O vestir e a moda têm uma história. “Não é evocando uma suposta universalidade da moda que se revelarão seus efeitos fascinantes e seu poder na vida social, mas delimitando estritamente sua extensão histórica” (Lipovetsky, G.)

Em 1947, C. Dior lançou o Newlook, estilo caracterizado pelo alongamento da saia. Em 1960 o jeans era usado pelos adolescentes rebeldes americanos, influenciando jovens do mundo todo.

Foi no início dos anos 60, no século XX, que as reinvindicações ganham força com a emancipação das mulheres. Os mais atuantes neste tipo de vestimentas foram os hippies, entre 1960 e 1967, surgindo nos Estados Unidos e sonhando com uma sociedade baseada na “Paz/Amor”.

Todas essas mudanças no vestuário foram fartamente difundidas pelos meios de comunicação. A confecção em série é a única forma de fornecer roupas a todas as classes sociais. Um pequeno grupo de estilistas de diferentes origens apresenta coleções em New York, Milão, Paris e Tóquio, criando e vendendo “moda” pelo mundo todo.

André Courréges (1923-2010), criava roupas para as mulheres que as deixassem à vontade para levarem uma vida ativa.

Pioneira da moda da mulher emancipada, a casa Chanel, nascida em 1920 e fechada em 1939, voltou em 1945, apostou na ideia de “tailleur”, feita em “tweed”. Mostrava com isso que Chanel é usado por mulheres do mundo todo e que será sempre moda.

Este é um breve resumo da História da moda no mundo, e registro isso para nos aproximar, na medida do possível, do nosso corpo que envelhece, que se veste, e que possamos acomodá-lo com novos ajustes e com harmonia, isto é, vestir o corpo velho.

Negamos a velhice quando se diz: “Tem moda para velho?”

Não tenho resposta para esta pergunta, porque cada pessoa tem sua forma de se compor, já possui uma história de vida para aceitar ou negar a sua própria velhice, e só vai aceitar que existe sim vestir o corpo que envelhece quando perceber a mudança e transformações do seu corpo.
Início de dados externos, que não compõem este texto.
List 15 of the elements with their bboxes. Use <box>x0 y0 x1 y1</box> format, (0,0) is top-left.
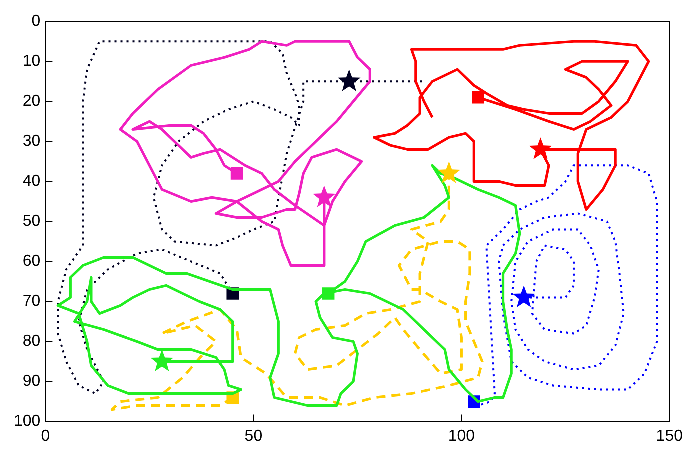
y-tick-label: 70 <box>22 293 41 310</box>
y-tick-label: 40 <box>22 173 41 190</box>
y-tick-label: 10 <box>22 53 41 70</box>
x-tick-label: 150 <box>656 428 684 445</box>
y-tick-label: 0 <box>32 13 41 30</box>
y-tick-label: 100 <box>14 413 41 430</box>
y-tick-label: 30 <box>22 133 41 150</box>
y-tick-label: 80 <box>22 333 41 350</box>
y-tick-label: 50 <box>22 213 41 230</box>
y-tick-label: 90 <box>22 373 41 390</box>
y-tick-label: 20 <box>22 93 41 110</box>
line-series <box>57 40 426 395</box>
x-tick-label: 100 <box>448 428 476 445</box>
y-tick-label: 60 <box>22 253 41 270</box>
x-tick-label: 50 <box>244 428 263 445</box>
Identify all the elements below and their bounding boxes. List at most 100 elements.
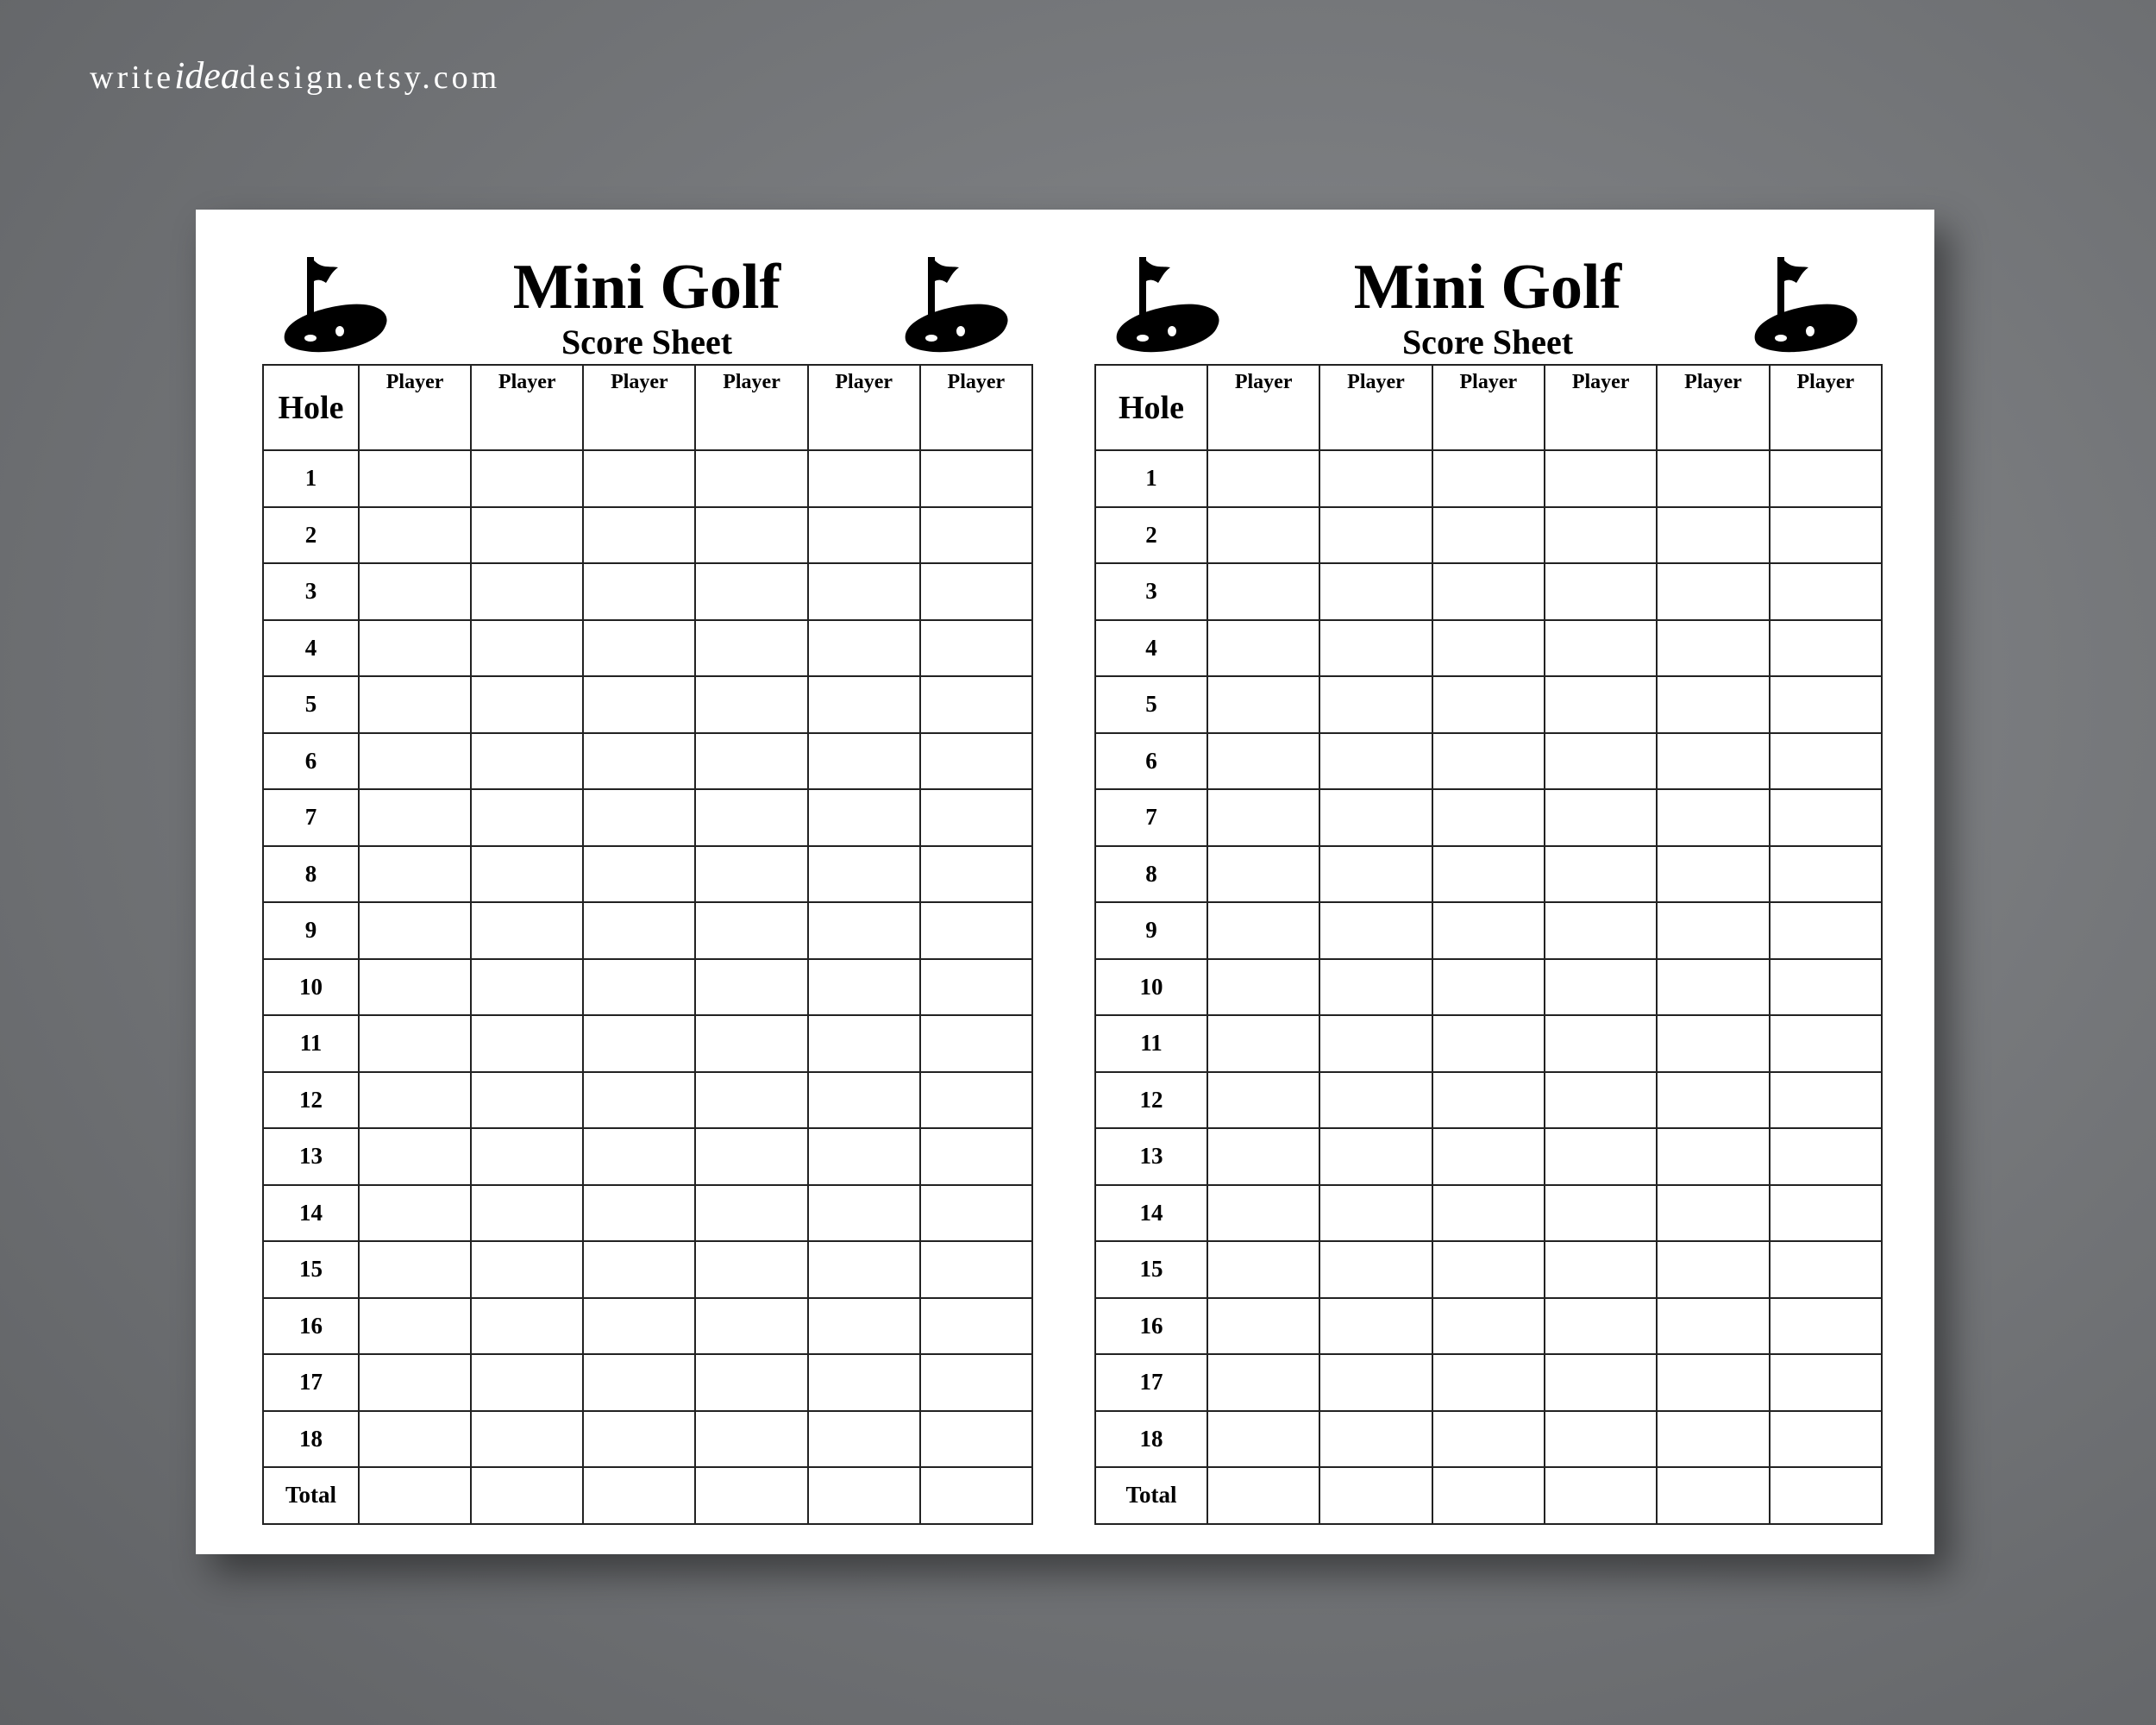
score-cell[interactable] bbox=[918, 505, 1033, 564]
score-cell[interactable] bbox=[918, 1127, 1033, 1186]
score-cell[interactable] bbox=[470, 1183, 585, 1242]
score-cell[interactable] bbox=[357, 505, 473, 564]
player-header[interactable]: Player bbox=[918, 364, 1033, 451]
score-cell[interactable] bbox=[694, 1183, 809, 1242]
score-cell[interactable] bbox=[582, 1353, 697, 1412]
score-cell[interactable] bbox=[806, 449, 921, 508]
score-cell[interactable] bbox=[357, 844, 473, 903]
score-cell[interactable] bbox=[1319, 1466, 1433, 1525]
player-header[interactable]: Player bbox=[1543, 364, 1658, 451]
score-cell[interactable] bbox=[357, 1127, 473, 1186]
score-cell[interactable] bbox=[1768, 901, 1883, 960]
score-cell[interactable] bbox=[1319, 1014, 1433, 1073]
score-cell[interactable] bbox=[918, 449, 1033, 508]
score-cell[interactable] bbox=[1206, 901, 1321, 960]
score-cell[interactable] bbox=[582, 1466, 697, 1525]
score-cell[interactable] bbox=[357, 618, 473, 677]
score-cell[interactable] bbox=[1319, 1070, 1433, 1129]
score-cell[interactable] bbox=[1431, 1070, 1545, 1129]
score-cell[interactable] bbox=[806, 1240, 921, 1299]
score-cell[interactable] bbox=[918, 1353, 1033, 1412]
score-cell[interactable] bbox=[1431, 1409, 1545, 1468]
score-cell[interactable] bbox=[470, 844, 585, 903]
score-cell[interactable] bbox=[694, 675, 809, 734]
score-cell[interactable] bbox=[582, 731, 697, 790]
score-cell[interactable] bbox=[1431, 449, 1545, 508]
score-cell[interactable] bbox=[357, 675, 473, 734]
score-cell[interactable] bbox=[918, 1409, 1033, 1468]
score-cell[interactable] bbox=[470, 618, 585, 677]
score-cell[interactable] bbox=[1206, 1466, 1321, 1525]
score-cell[interactable] bbox=[694, 1466, 809, 1525]
score-cell[interactable] bbox=[806, 844, 921, 903]
score-cell[interactable] bbox=[1768, 1353, 1883, 1412]
score-cell[interactable] bbox=[1768, 1183, 1883, 1242]
score-cell[interactable] bbox=[1543, 1183, 1658, 1242]
score-cell[interactable] bbox=[1431, 1353, 1545, 1412]
score-cell[interactable] bbox=[1206, 675, 1321, 734]
score-cell[interactable] bbox=[806, 562, 921, 621]
score-cell[interactable] bbox=[1319, 1127, 1433, 1186]
score-cell[interactable] bbox=[1656, 505, 1771, 564]
score-cell[interactable] bbox=[1656, 1127, 1771, 1186]
score-cell[interactable] bbox=[1206, 1409, 1321, 1468]
player-header[interactable]: Player bbox=[470, 364, 585, 451]
score-cell[interactable] bbox=[470, 1127, 585, 1186]
score-cell[interactable] bbox=[1319, 562, 1433, 621]
score-cell[interactable] bbox=[470, 675, 585, 734]
score-cell[interactable] bbox=[1656, 957, 1771, 1016]
score-cell[interactable] bbox=[806, 1409, 921, 1468]
score-cell[interactable] bbox=[1768, 844, 1883, 903]
score-cell[interactable] bbox=[1206, 1070, 1321, 1129]
score-cell[interactable] bbox=[1319, 1353, 1433, 1412]
score-cell[interactable] bbox=[582, 1127, 697, 1186]
score-cell[interactable] bbox=[1543, 844, 1658, 903]
score-cell[interactable] bbox=[470, 788, 585, 847]
score-cell[interactable] bbox=[1319, 901, 1433, 960]
score-cell[interactable] bbox=[1206, 844, 1321, 903]
score-cell[interactable] bbox=[1431, 731, 1545, 790]
score-cell[interactable] bbox=[1656, 788, 1771, 847]
score-cell[interactable] bbox=[1768, 1240, 1883, 1299]
score-cell[interactable] bbox=[1656, 1466, 1771, 1525]
score-cell[interactable] bbox=[582, 788, 697, 847]
score-cell[interactable] bbox=[1431, 562, 1545, 621]
score-cell[interactable] bbox=[918, 731, 1033, 790]
score-cell[interactable] bbox=[1768, 562, 1883, 621]
score-cell[interactable] bbox=[694, 1070, 809, 1129]
score-cell[interactable] bbox=[470, 731, 585, 790]
score-cell[interactable] bbox=[1543, 1014, 1658, 1073]
score-cell[interactable] bbox=[1319, 618, 1433, 677]
score-cell[interactable] bbox=[806, 1466, 921, 1525]
score-cell[interactable] bbox=[470, 1070, 585, 1129]
score-cell[interactable] bbox=[918, 844, 1033, 903]
score-cell[interactable] bbox=[918, 618, 1033, 677]
score-cell[interactable] bbox=[1543, 901, 1658, 960]
score-cell[interactable] bbox=[1319, 731, 1433, 790]
score-cell[interactable] bbox=[357, 1466, 473, 1525]
score-cell[interactable] bbox=[806, 731, 921, 790]
score-cell[interactable] bbox=[357, 901, 473, 960]
score-cell[interactable] bbox=[1543, 1127, 1658, 1186]
score-cell[interactable] bbox=[357, 1014, 473, 1073]
player-header[interactable]: Player bbox=[806, 364, 921, 451]
player-header[interactable]: Player bbox=[1656, 364, 1771, 451]
score-cell[interactable] bbox=[694, 788, 809, 847]
score-cell[interactable] bbox=[1768, 957, 1883, 1016]
score-cell[interactable] bbox=[470, 1353, 585, 1412]
score-cell[interactable] bbox=[1543, 1240, 1658, 1299]
score-cell[interactable] bbox=[1543, 731, 1658, 790]
score-cell[interactable] bbox=[1206, 957, 1321, 1016]
score-cell[interactable] bbox=[1319, 449, 1433, 508]
score-cell[interactable] bbox=[1768, 1070, 1883, 1129]
score-cell[interactable] bbox=[1206, 505, 1321, 564]
score-cell[interactable] bbox=[357, 562, 473, 621]
score-cell[interactable] bbox=[582, 901, 697, 960]
score-cell[interactable] bbox=[1431, 675, 1545, 734]
score-cell[interactable] bbox=[1319, 505, 1433, 564]
score-cell[interactable] bbox=[1319, 1240, 1433, 1299]
score-cell[interactable] bbox=[582, 505, 697, 564]
score-cell[interactable] bbox=[1206, 618, 1321, 677]
score-cell[interactable] bbox=[582, 1183, 697, 1242]
score-cell[interactable] bbox=[470, 1296, 585, 1355]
Na sociedade de consumo, mesmo uma pessoa se apresentando como pesquisador sobre o envelhecimento, ainda é difícil aceitar o seu próprio envelhecimento e tão pouco o do outro.

As roupas refletidas para vestir o corpo que envelhece são todas pesquisadas para atender um público diferenciado, um público que aceita se apresentar na contra mão da moda e desconstruir a maneira uniformizada de vestimentas.

Virgínia Woolf (1882-1941) no seu livro Orlando diz que podemos sustentar o ponto de vista de que são as roupas  que nos usam, e não nós que as usamos;  seguindo esse raciocínio podemos fazê-las tomar a forma do braço, ou do peito, mas elas moldam nosso coração, nosso cérebro, nossa língua, à sua vontade.

(*) Suely Tonarque é gerontóloga, especialista em moda no envelhecer e integrante do Grupo de Reflexões do Ideac.